Des mots un peu désuets, presque risibles. Netsah se morigéna d’avoir prononcé ces mots si vides que l’italien avait certainement entendu des millions, voire des milliards de fois. N’avait-il pour conversation qu’un registre d’insultes, d’ironie acide à verser aux autres ? Ne pouvait-il pas se conduire comme un jeune frère allant s’amuser à un spectacle grandeur nature avec son frère ? Il se souvenait des mots d’amitié fraternelle, ceux qu’il disait lorsque sous ses yeux, son frère finissait de peintre, lorsqu’il préparait des pâtes ou racontait les histoires que lui avait transmis l’Empire Romain et parfois aussi, son tuteur, cet aristocrate autrichien strict qui avait de si grandes connaissances. Alors, pourquoi ces mots ne venaient-ils pas maintenant Pourquoi cette peur d’être maladroit devant son frère ? Cette sensation désagréable d’avoir le trac, de ne pas savoir quoi dire ?

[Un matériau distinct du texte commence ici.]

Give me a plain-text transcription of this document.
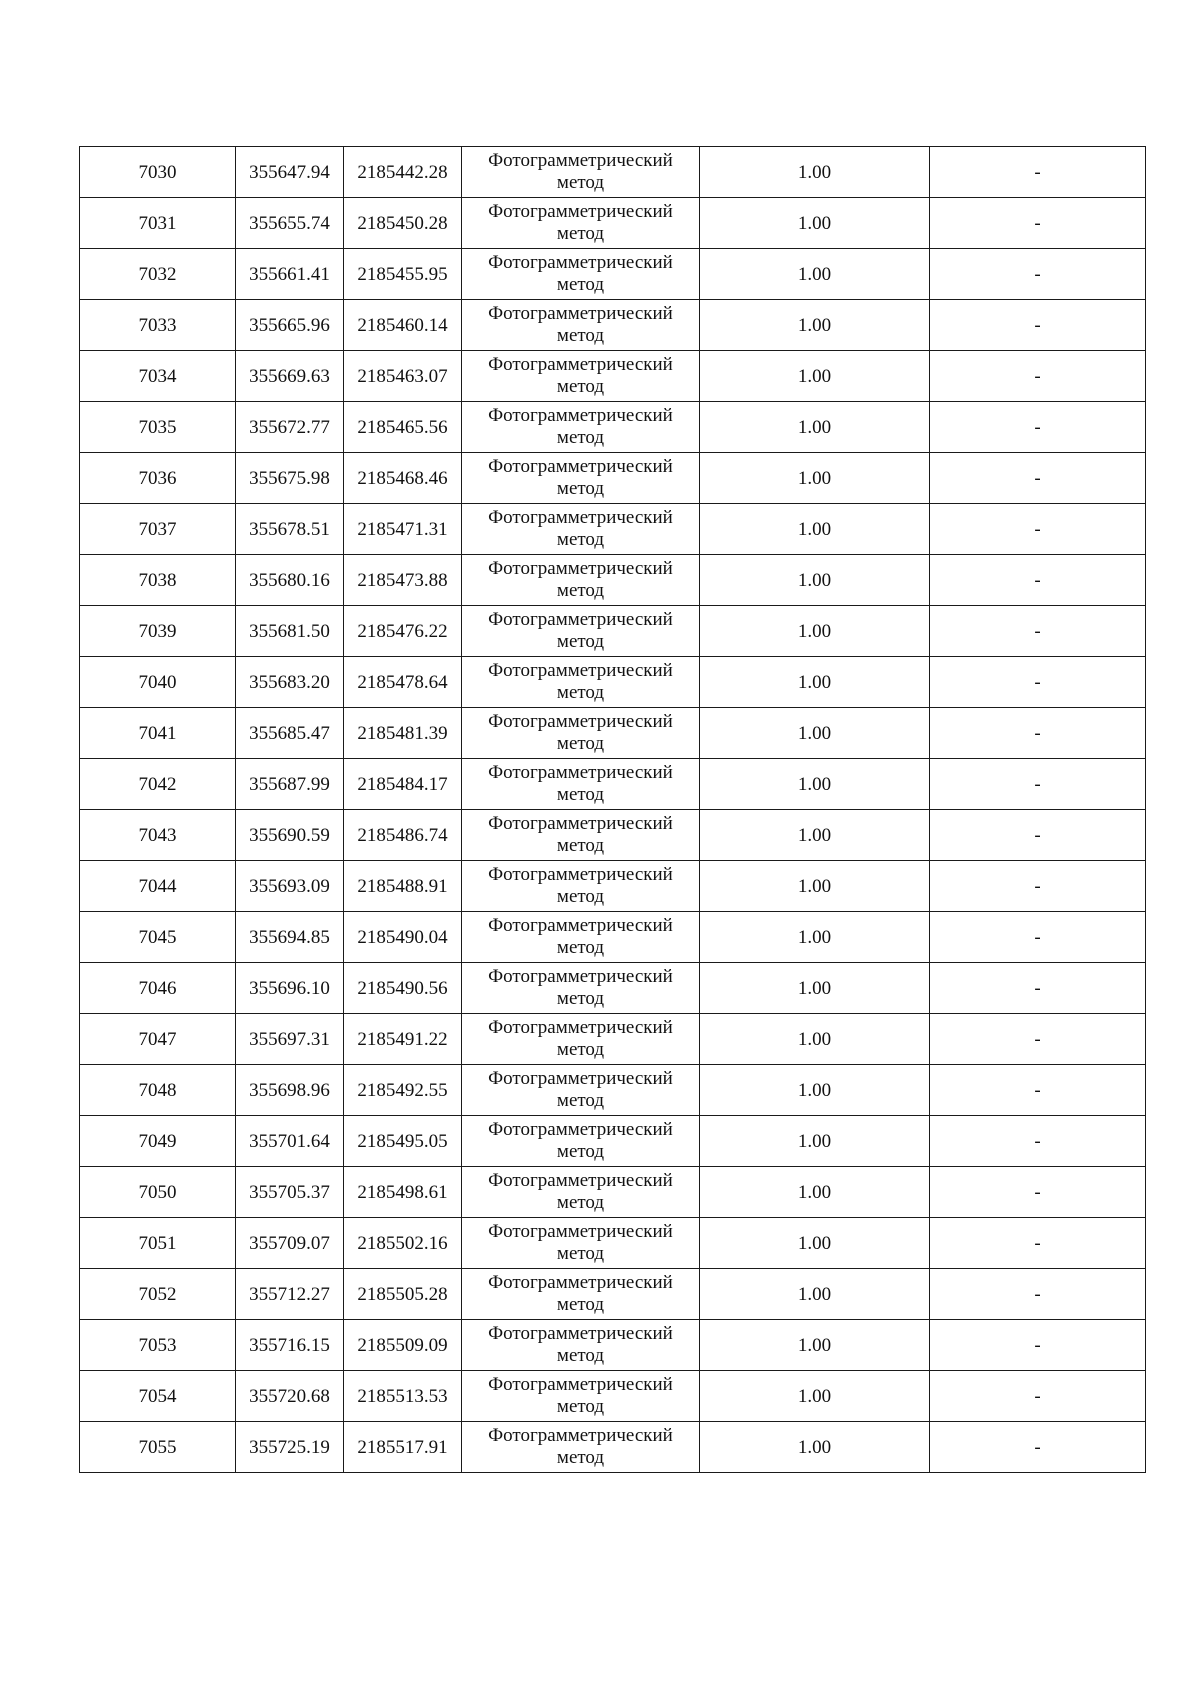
7030	355647.94	2185442.28	Фотограмметрический
метод	1.00	-
7031	355655.74	2185450.28	Фотограмметрический
метод	1.00	-
7032	355661.41	2185455.95	Фотограмметрический
метод	1.00	-
7033	355665.96	2185460.14	Фотограмметрический
метод	1.00	-
7034	355669.63	2185463.07	Фотограмметрический
метод	1.00	-
7035	355672.77	2185465.56	Фотограмметрический
метод	1.00	-
7036	355675.98	2185468.46	Фотограмметрический
метод	1.00	-
7037	355678.51	2185471.31	Фотограмметрический
метод	1.00	-
7038	355680.16	2185473.88	Фотограмметрический
метод	1.00	-
7039	355681.50	2185476.22	Фотограмметрический
метод	1.00	-
7040	355683.20	2185478.64	Фотограмметрический
метод	1.00	-
7041	355685.47	2185481.39	Фотограмметрический
метод	1.00	-
7042	355687.99	2185484.17	Фотограмметрический
метод	1.00	-
7043	355690.59	2185486.74	Фотограмметрический
метод	1.00	-
7044	355693.09	2185488.91	Фотограмметрический
метод	1.00	-
7045	355694.85	2185490.04	Фотограмметрический
метод	1.00	-
7046	355696.10	2185490.56	Фотограмметрический
метод	1.00	-
7047	355697.31	2185491.22	Фотограмметрический
метод	1.00	-
7048	355698.96	2185492.55	Фотограмметрический
метод	1.00	-
7049	355701.64	2185495.05	Фотограмметрический
метод	1.00	-
7050	355705.37	2185498.61	Фотограмметрический
метод	1.00	-
7051	355709.07	2185502.16	Фотограмметрический
метод	1.00	-
7052	355712.27	2185505.28	Фотограмметрический
метод	1.00	-
7053	355716.15	2185509.09	Фотограмметрический
метод	1.00	-
7054	355720.68	2185513.53	Фотограмметрический
метод	1.00	-
7055	355725.19	2185517.91	Фотограмметрический
метод	1.00	-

Réprimant ses pensées négatives, Netsah enlevant précautionneusement son masque, révélant son sourire, ses grands yeux bleus qui mangeaient un visage rougie par la chaleur, la sueur, la timidité, la gêne.

« Pardon de ne pas t’avoir prévenu, je voulais te faire une surprise… »

Et partir si jamais tu étais accompagné, si lui aussi venait, mais cela, je ne dois pas le dire.

Le cacher, comme il cachait le fait d’avoir frappé l’autre blond ce jour-là, d’avoir arrêté de déverser sa haine à l’instant où il se souvenait du sourire de son frère. Le dissimuler sous un masque d’intense satisfaction à l’idée d’avoir réussi sa mission, enduire sa honte sous le manteau de l’ironie, du vacarme, du sarcasme. Honte de quoi d’ailleurs ? D’avoir arrêté de se venger pour un frère qui parfois s’était fait parjure ? Ou d’avoir frappé la personne à laquelle le frère en question tenait le plus ? Il ne le savait pas, ne voulait pas le savoir.

Car maintenant, à cet instant, seuls le rire et la joie devaient compter. La mélancolie, le regret, la colère et la haine contre une Nation de l’est, un peuple de chez lui, les explosions et les cris, eux, devaient faire comme les cauchemars. Attendre la fin de la fête, la fin du jour et le silence. Netsah en avait décidé ainsi et il ferait tout pour que cela se passe comme il le souhaitait.

Jamais plus il ne voulait revoir Feliciano triste, assis en train de pleurer. Jamais.

« J’ai des cadeaux pour toi, mais cela peut attendre… »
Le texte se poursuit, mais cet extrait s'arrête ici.